翌朝、何事もなかったかのように曉燕が身の回りの支度を整えてくれた。門前で気を失ったはずの自身がどのようにして牀へ戻ったのかは疑問だったが、道士がなんとかしたのだろうと香織は勝手に納得することにした。今日の衣装は緑の地に白の木蓮が描かれた物で、刺繍もない少し大人しい柄は香織のお気に入りだった。

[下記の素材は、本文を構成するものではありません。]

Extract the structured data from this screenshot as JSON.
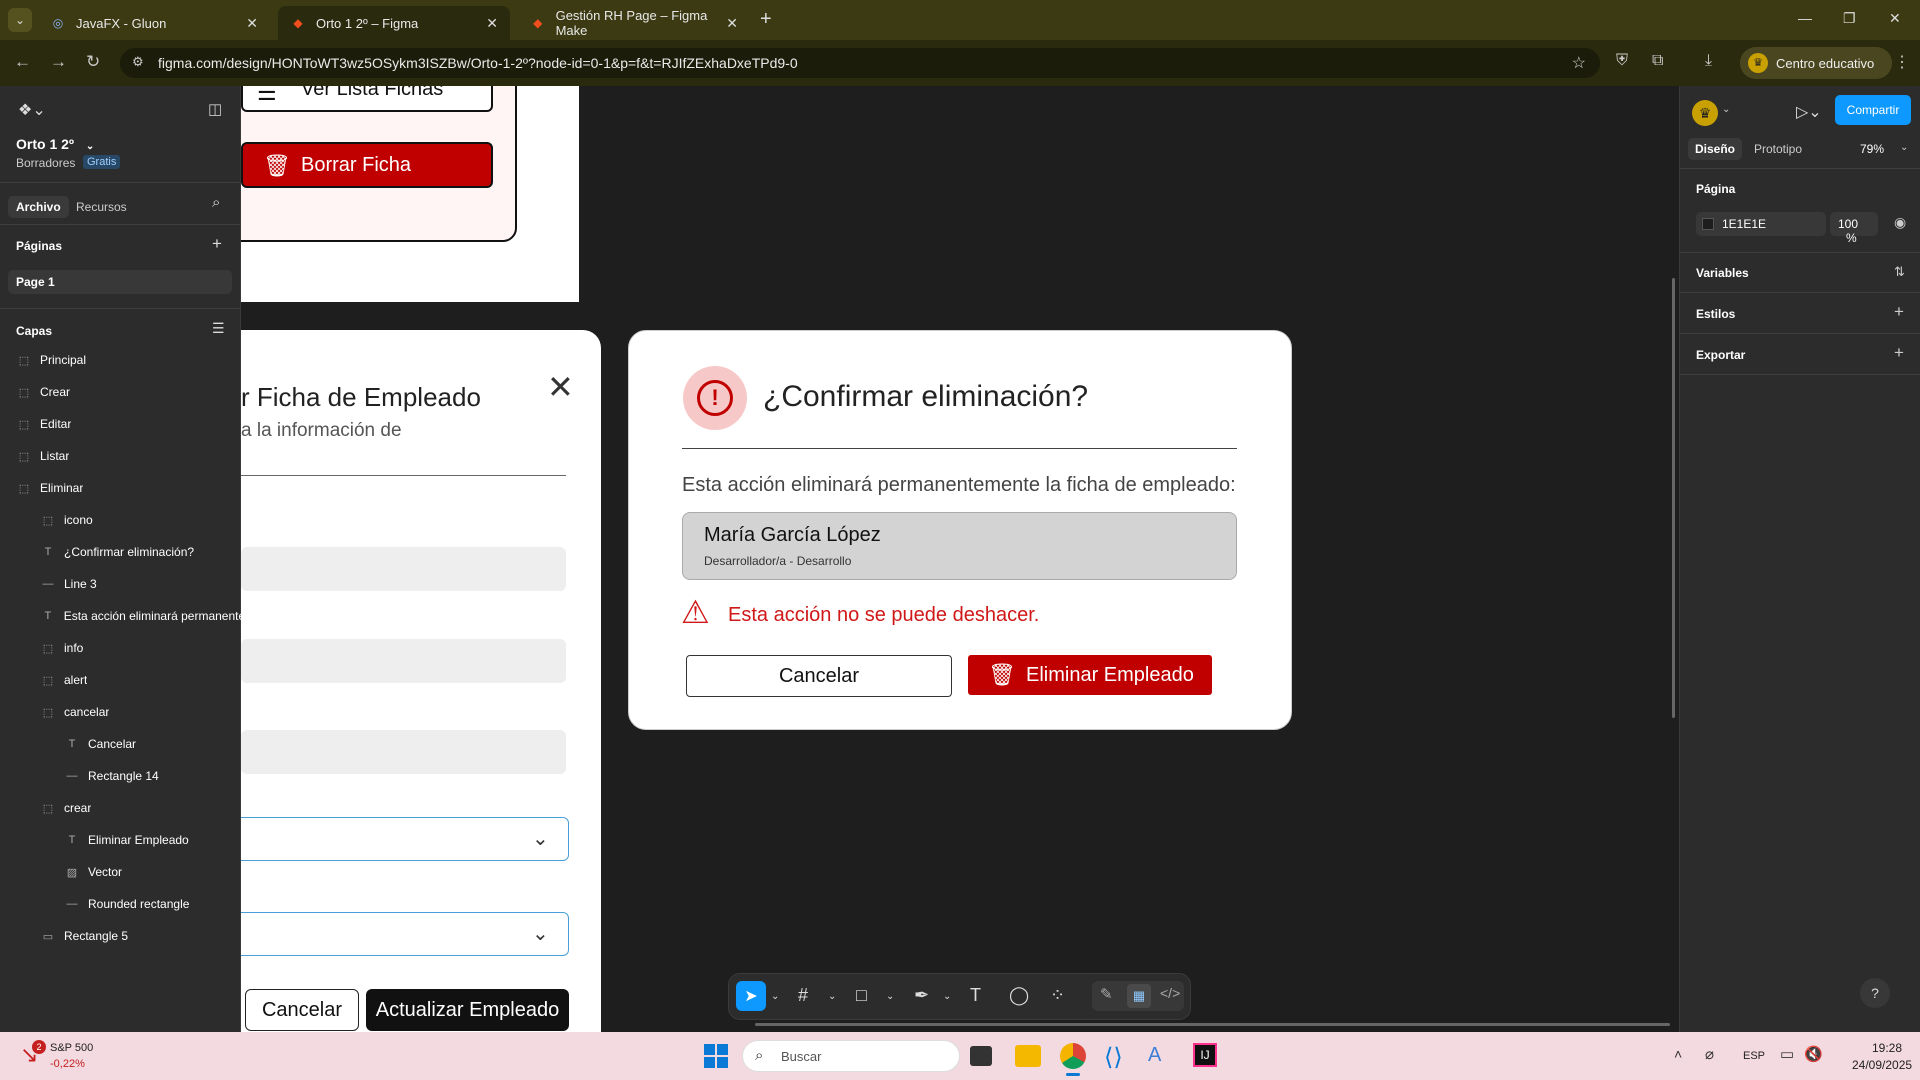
{
  "browser": {
    "tabs": [
      {
        "title": "JavaFX - Gluon",
        "active": false
      },
      {
        "title": "Orto 1 2º – Figma",
        "active": true
      },
      {
        "title": "Gestión RH Page – Figma Make",
        "active": false
      }
    ],
    "new_tab": "+",
    "url": "figma.com/design/HONToWT3wz5OSykm3ISZBw/Orto-1-2º?node-id=0-1&p=f&t=RJIfZExhaDxeTPd9-0",
    "profile_label": "Centro educativo",
    "window_controls": [
      "—",
      "❐",
      "✕"
    ]
  },
  "figma_left": {
    "file_name": "Orto 1 2º",
    "drafts": "Borradores",
    "plan_badge": "Gratis",
    "tabs": [
      "Archivo",
      "Recursos"
    ],
    "pages_title": "Páginas",
    "pages": [
      "Page 1"
    ],
    "layers_title": "Capas",
    "layers": [
      {
        "name": "Principal",
        "depth": 0,
        "icon": "frame"
      },
      {
        "name": "Crear",
        "depth": 0,
        "icon": "frame"
      },
      {
        "name": "Editar",
        "depth": 0,
        "icon": "frame"
      },
      {
        "name": "Listar",
        "depth": 0,
        "icon": "frame"
      },
      {
        "name": "Eliminar",
        "depth": 0,
        "icon": "frame"
      },
      {
        "name": "icono",
        "depth": 1,
        "icon": "frame"
      },
      {
        "name": "¿Confirmar eliminación?",
        "depth": 1,
        "icon": "text"
      },
      {
        "name": "Line 3",
        "depth": 1,
        "icon": "line"
      },
      {
        "name": "Esta acción eliminará permanente",
        "depth": 1,
        "icon": "text"
      },
      {
        "name": "info",
        "depth": 1,
        "icon": "frame"
      },
      {
        "name": "alert",
        "depth": 1,
        "icon": "frame"
      },
      {
        "name": "cancelar",
        "depth": 1,
        "icon": "frame"
      },
      {
        "name": "Cancelar",
        "depth": 2,
        "icon": "text"
      },
      {
        "name": "Rectangle 14",
        "depth": 2,
        "icon": "line"
      },
      {
        "name": "crear",
        "depth": 1,
        "icon": "frame"
      },
      {
        "name": "Eliminar Empleado",
        "depth": 2,
        "icon": "text"
      },
      {
        "name": "Vector",
        "depth": 2,
        "icon": "vector"
      },
      {
        "name": "Rounded rectangle",
        "depth": 2,
        "icon": "line"
      },
      {
        "name": "Rectangle 5",
        "depth": 1,
        "icon": "rect"
      }
    ]
  },
  "canvas": {
    "top_frame": {
      "list_button": "Ver Lista Fichas",
      "delete_button": "Borrar Ficha"
    },
    "edit_frame": {
      "title": "r Ficha de Empleado",
      "subtitle": "a la información de",
      "cancel": "Cancelar",
      "update": "Actualizar Empleado"
    },
    "delete_frame": {
      "title": "¿Confirmar eliminación?",
      "body": "Esta acción eliminará permanentemente la ficha de empleado:",
      "employee_name": "María García López",
      "employee_role": "Desarrollador/a - Desarrollo",
      "warning": "Esta acción no se puede deshacer.",
      "cancel": "Cancelar",
      "confirm": "Eliminar Empleado"
    }
  },
  "figma_right": {
    "share": "Compartir",
    "tabs": [
      "Diseño",
      "Prototipo"
    ],
    "zoom": "79%",
    "page_section": "Página",
    "page_color": "1E1E1E",
    "page_opacity": "100",
    "percent": "%",
    "sections": [
      "Variables",
      "Estilos",
      "Exportar"
    ],
    "help": "?"
  },
  "taskbar": {
    "stock_name": "S&P 500",
    "stock_change": "-0,22%",
    "stock_badge": "2",
    "search_placeholder": "Buscar",
    "lang": "ESP",
    "time": "19:28",
    "date": "24/09/2025"
  },
  "colors": {
    "danger": "#c00000",
    "canvas": "#1e1e1e",
    "figma_blue": "#0d99ff"
  }
}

自室で1人寂しく朝食を取った後知らない侍女が部屋を訪れる瞬間まで香織は普段通りの機嫌だったが、侍女の言葉に香織の表情は一気に変わってしまった。

「法正様がお呼びです。」

もはや嫌な顔を隠すこともなくなった香織は、眉根を寄せたまま曉燕へと視線を合わせたが、本人の意思を尊重する事なく承知いたしましたと告げた曉燕には香織の気持ちを受け入れる気はないらしかった。

「曉ちゃん酷い…」

「仕方がありません。法正様がお呼びなのです。私も共に参りますから。」

食後のお茶を飲み干し、ふてくされたまま香織が向かったのは一度西の建屋を出て左へ曲がった先にある建屋だった。北に位置するそこは西の建屋よりも古く、全体的に暗めの調度品で統一されていた。客をもてなす場所なのか、全く生活感のない空間が広がっている。

「天女様がお着きになりました」

先ほどの女性が立っている所まで長い内廊下を歩いていけば、女性は中へと声をかけた。入れという短い声が聞こえて中へ入れば法正の姿がある。香織は曉燕に導かれるまま椅子へ腰掛け、法正と同じ卓を囲む事となった。

「今後の事、話すんでしょ。」

「えぇ。覚えていていただけましたか。では早速ですが、天女殿には数日の後に登城して頂きたい。」

法正の突然の提案に香織は眉を寄せた。城へ連れていってどうしようというのだろう。相手が何を考えているのか分からない以上、提案に懐疑的になってしまう。香織が政治の話に首を突っ込むのは役不足、ましてや名も知らぬ他人の人生に口を挟むことなどは避けたかった。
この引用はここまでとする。